Publié le par Michel Sender

"Le Fils du vent" de Henning Mankell

« Il avait parcouru une très grande distance à pied sous la chaleur accablante. Au cours des dernières vingt-quatre heures, il avait, à plusieurs reprises, été pris de vertiges, croyant même frôler la mort. Une grande frayeur, ou plutôt une rage indomptable, l’avait poussé à poursuivre sa route. Le désert était immense. Il ne voulait pas mourir. Pas là et pas encore. » [*]

 

Qui est donc Hans Bengler, jeune étudiant suédois parti en Afrique du Sud en 1875 pour rechercher des insectes ? Pourquoi a-t-il pris sous son aile un enfant trouvé africain pour le ramener en Suède et l’abandonner ensuite ?

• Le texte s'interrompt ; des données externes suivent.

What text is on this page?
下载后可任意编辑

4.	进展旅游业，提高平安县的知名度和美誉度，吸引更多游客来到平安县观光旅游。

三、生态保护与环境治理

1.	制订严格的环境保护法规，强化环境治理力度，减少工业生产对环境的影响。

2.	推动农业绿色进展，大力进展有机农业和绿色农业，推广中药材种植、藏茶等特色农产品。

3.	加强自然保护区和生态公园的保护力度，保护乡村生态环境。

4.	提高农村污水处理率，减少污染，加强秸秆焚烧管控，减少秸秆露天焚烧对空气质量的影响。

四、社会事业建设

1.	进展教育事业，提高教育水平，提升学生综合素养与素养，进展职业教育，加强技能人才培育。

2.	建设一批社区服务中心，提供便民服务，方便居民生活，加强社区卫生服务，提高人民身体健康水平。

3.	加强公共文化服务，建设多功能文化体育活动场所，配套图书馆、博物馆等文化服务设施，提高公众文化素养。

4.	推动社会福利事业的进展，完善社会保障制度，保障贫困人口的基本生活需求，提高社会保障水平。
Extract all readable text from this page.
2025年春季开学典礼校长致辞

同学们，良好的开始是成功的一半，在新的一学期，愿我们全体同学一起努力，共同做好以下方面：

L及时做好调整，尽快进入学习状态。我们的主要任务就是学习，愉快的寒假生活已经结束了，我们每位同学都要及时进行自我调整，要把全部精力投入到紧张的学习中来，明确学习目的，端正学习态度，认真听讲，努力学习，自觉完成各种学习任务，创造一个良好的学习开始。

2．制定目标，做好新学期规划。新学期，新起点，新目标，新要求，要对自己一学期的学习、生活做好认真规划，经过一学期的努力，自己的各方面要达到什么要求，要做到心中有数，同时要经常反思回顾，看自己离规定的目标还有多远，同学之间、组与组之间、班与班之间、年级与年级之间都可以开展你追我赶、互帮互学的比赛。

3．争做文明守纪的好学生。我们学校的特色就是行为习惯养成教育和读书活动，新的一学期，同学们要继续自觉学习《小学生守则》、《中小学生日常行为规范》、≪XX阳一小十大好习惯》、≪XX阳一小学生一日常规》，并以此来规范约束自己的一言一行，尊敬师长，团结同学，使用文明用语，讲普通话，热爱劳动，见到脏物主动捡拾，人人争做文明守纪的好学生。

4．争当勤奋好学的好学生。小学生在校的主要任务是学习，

Voilà tout le terrible sujet de ce Fils du vent, un des romans « africains » de Henning Mankell (1948-2015), écrivain suédois surtout connu pour la série policière de l’inspecteur Kurt Wallander mais qui séjournait six mois par an au Mozambique.

Car la destinée du pauvre Daniel, déporté en une Scandinavie hostile et qui rêve sans cesse de pouvoir marcher sur l’eau pour rejoindre ses parents sur un autre continent, fascine et révolte à la fois l’auteur…

« Un roman ne décrit pas nécessairement ce qui s’est produit. Son rôle est de raconter ce qui aurait pu se produire », conclut-il.  

 

Michel Sender.

 

[*] Le Fils du vent (Vindens son, 2000) de Henning Mankell, traduit du suédois par Agneta Ségol et Pascale Brick-Aïda [Le Seuil, 2004], éditions Points, Paris, avril 2013 ; 384 p., 7,60 €.